Surprisingly, the school needed me as equally as I needed it. I called the headmaster in the evening for joining. He asked me for two free demo classes. All Praise to Allah, I succeeded in selling my service to him. Thus, I completed my Master Degree along with teaching experience at school. Now the question ‘What Next?’ was perplexing. Whether I should join a publication house or teaching or what. I was waiting for divine guidance. There was another girl named Sadaf Warsi. She sent me a notification in which interview for an assistant professor was held at Teerthankar Mahaveer University. I asked her why she had sent it to me as that was an interview scheduled for someone else. I thought application deadline must have ended. She said, "what if you call the university HR". Practically, it was stupidity to call the HR after application deadline is over.

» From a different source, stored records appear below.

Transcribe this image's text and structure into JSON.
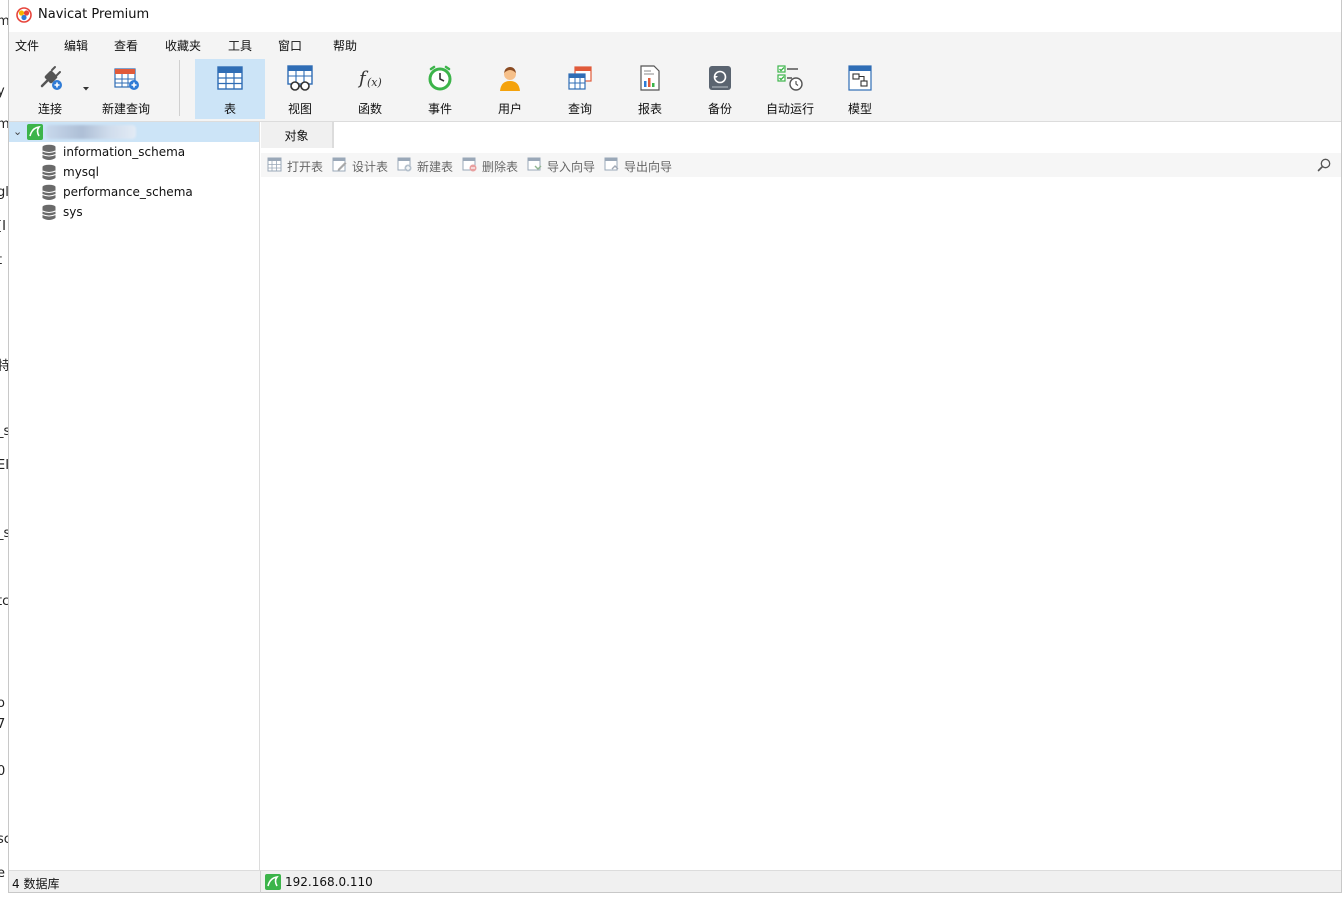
{
  "window": {
    "title": "Navicat Premium"
  },
  "menu": [
    "文件",
    "编辑",
    "查看",
    "收藏夹",
    "工具",
    "窗口",
    "帮助"
  ],
  "toolbar": {
    "connect": "连接",
    "new_query": "新建查询",
    "table": "表",
    "view": "视图",
    "function": "函数",
    "event": "事件",
    "user": "用户",
    "query": "查询",
    "report": "报表",
    "backup": "备份",
    "autorun": "自动运行",
    "model": "模型"
  },
  "sidebar": {
    "databases": [
      "information_schema",
      "mysql",
      "performance_schema",
      "sys"
    ]
  },
  "tabs": {
    "objects": "对象"
  },
  "object_toolbar": {
    "open_table": "打开表",
    "design_table": "设计表",
    "new_table": "新建表",
    "delete_table": "删除表",
    "import_wizard": "导入向导",
    "export_wizard": "导出向导"
  },
  "status": {
    "left": "4 数据库",
    "right": "192.168.0.110"
  },
  "background_window_fragments": [
    "m",
    "y",
    "m",
    "gl",
    "[I",
    "t",
    "特",
    "_s",
    "EI",
    "_s",
    "tc",
    "o",
    "7",
    "0",
    "sc",
    "e"
  ],
  "colors": {
    "active_tool": "#cce4f7",
    "accent_blue": "#2f7bd6",
    "mysql_green": "#3cb44a"
  }
}
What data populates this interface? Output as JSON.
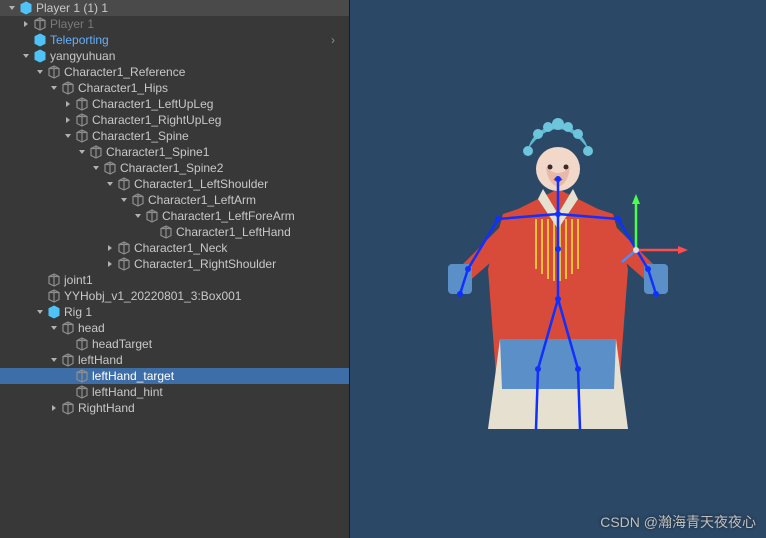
{
  "hierarchy": [
    {
      "indent": 0,
      "arrow": "down",
      "icon": "cube-b",
      "label": "Player 1 (1) 1"
    },
    {
      "indent": 1,
      "arrow": "right",
      "icon": "cube-g",
      "label": "Player 1",
      "greyed": true
    },
    {
      "indent": 1,
      "arrow": "none",
      "icon": "cube-b",
      "label": "Teleporting",
      "blue": true,
      "hasChevron": true
    },
    {
      "indent": 1,
      "arrow": "down",
      "icon": "cube-b",
      "label": "yangyuhuan"
    },
    {
      "indent": 2,
      "arrow": "down",
      "icon": "cube-g",
      "label": "Character1_Reference"
    },
    {
      "indent": 3,
      "arrow": "down",
      "icon": "cube-g",
      "label": "Character1_Hips"
    },
    {
      "indent": 4,
      "arrow": "right",
      "icon": "cube-g",
      "label": "Character1_LeftUpLeg"
    },
    {
      "indent": 4,
      "arrow": "right",
      "icon": "cube-g",
      "label": "Character1_RightUpLeg"
    },
    {
      "indent": 4,
      "arrow": "down",
      "icon": "cube-g",
      "label": "Character1_Spine"
    },
    {
      "indent": 5,
      "arrow": "down",
      "icon": "cube-g",
      "label": "Character1_Spine1"
    },
    {
      "indent": 6,
      "arrow": "down",
      "icon": "cube-g",
      "label": "Character1_Spine2"
    },
    {
      "indent": 7,
      "arrow": "down",
      "icon": "cube-g",
      "label": "Character1_LeftShoulder"
    },
    {
      "indent": 8,
      "arrow": "down",
      "icon": "cube-g",
      "label": "Character1_LeftArm"
    },
    {
      "indent": 9,
      "arrow": "down",
      "icon": "cube-g",
      "label": "Character1_LeftForeArm"
    },
    {
      "indent": 10,
      "arrow": "none",
      "icon": "cube-g",
      "label": "Character1_LeftHand"
    },
    {
      "indent": 7,
      "arrow": "right",
      "icon": "cube-g",
      "label": "Character1_Neck"
    },
    {
      "indent": 7,
      "arrow": "right",
      "icon": "cube-g",
      "label": "Character1_RightShoulder"
    },
    {
      "indent": 2,
      "arrow": "none",
      "icon": "cube-g",
      "label": "joint1"
    },
    {
      "indent": 2,
      "arrow": "none",
      "icon": "cube-g",
      "label": "YYHobj_v1_20220801_3:Box001"
    },
    {
      "indent": 2,
      "arrow": "down",
      "icon": "cube-b",
      "label": "Rig 1"
    },
    {
      "indent": 3,
      "arrow": "down",
      "icon": "cube-g",
      "label": "head"
    },
    {
      "indent": 4,
      "arrow": "none",
      "icon": "cube-g",
      "label": "headTarget"
    },
    {
      "indent": 3,
      "arrow": "down",
      "icon": "cube-g",
      "label": "leftHand"
    },
    {
      "indent": 4,
      "arrow": "none",
      "icon": "cube-g",
      "label": "leftHand_target",
      "selected": true
    },
    {
      "indent": 4,
      "arrow": "none",
      "icon": "cube-g",
      "label": "leftHand_hint"
    },
    {
      "indent": 3,
      "arrow": "right",
      "icon": "cube-g",
      "label": "RightHand"
    }
  ],
  "watermark": "CSDN @瀚海青天夜夜心"
}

Again, faith in Allah. I called HR and convinced him to consider my CV. The next day morning, I was sleeping and I got a call from TMU. I told them that I was in compromised state and would talk to them after a few minutes but they insisted for interview then and there. Thus, my first interview was in Lehaalf (a sheet to cover while sleeping). 

They asked me what was my age then. I was 23 but I had experience of teaching dropouts beyond my age when I was in High School. They re-confirmed me if I was sure to take demo class for students of equal or above my age. I confidently said, “It’s not the age that matters, it’s the level of understanding that matters to me.” They scheduled the next level in their assessment protocol. I followed everything and finally to HR interview for salary negotiation.  

To suppress my potential and skills, the HR told me that I had zero experience, neither a PhD nor a NET (National Eligibility Test in India for teaching in Indian universities). In response to his shitty statement, I asked them if they followed UGC norms and why they expect me to follow it. I had had 10 years of experience till then since my high school. I asked them if they wanted to hire me or they wanted to hire a certificate. If certificate, I could have bought a certificate of 12 years from a private university like theirs. If they wanted to hire a person, they should properly assess my skills and knowledge. This unfathomable confidence in me clicked them and I was in.  

I was very effective faculty, ranked in top 10 on students' feedback taken by university. I managed to teach in Dental, Physiotherapy, Engineering, Mass Communication and as an adjunct in Education and Management for Soft Skills and Communication. I was happy there then I got nature’s navigation.  

I got a call from Prof Amirullah Khan (late) to apply for PhD. I told him that I could not qualify the entrance test and there were only two vacancies. I thought these were reserved for toppers and I was an average student. As Nature’s navigation, I followed what he said and I qualified the assessment, although I always hate competition. I still believe in diversity in the nature of goals, not conformity to the social norms.  

I continued my PhD, and I followed my natural calling, not standardization of academic norms. I still believe in quality of service to human being, not in a planned standardized way of certification and progress. When God has diversified everything and everyone, then why do people still believe in conformity and standardization? I am stuck in thinking.

In the 3rd year of my PhD, I was invited as an External Expert for Creative and Liberal Arts in Galgotias University, Noida. I did not try or put any effort for this opportunity but this was also just a pattern of Nature’s Navigation that one of my previous colleagues over there named Saurabh Majhi had recommended my name in their BOS (Board of Studies) meeting. I Love this way of Nature’s Navigation. I am still following my Natural Calling and believe in devine guidance.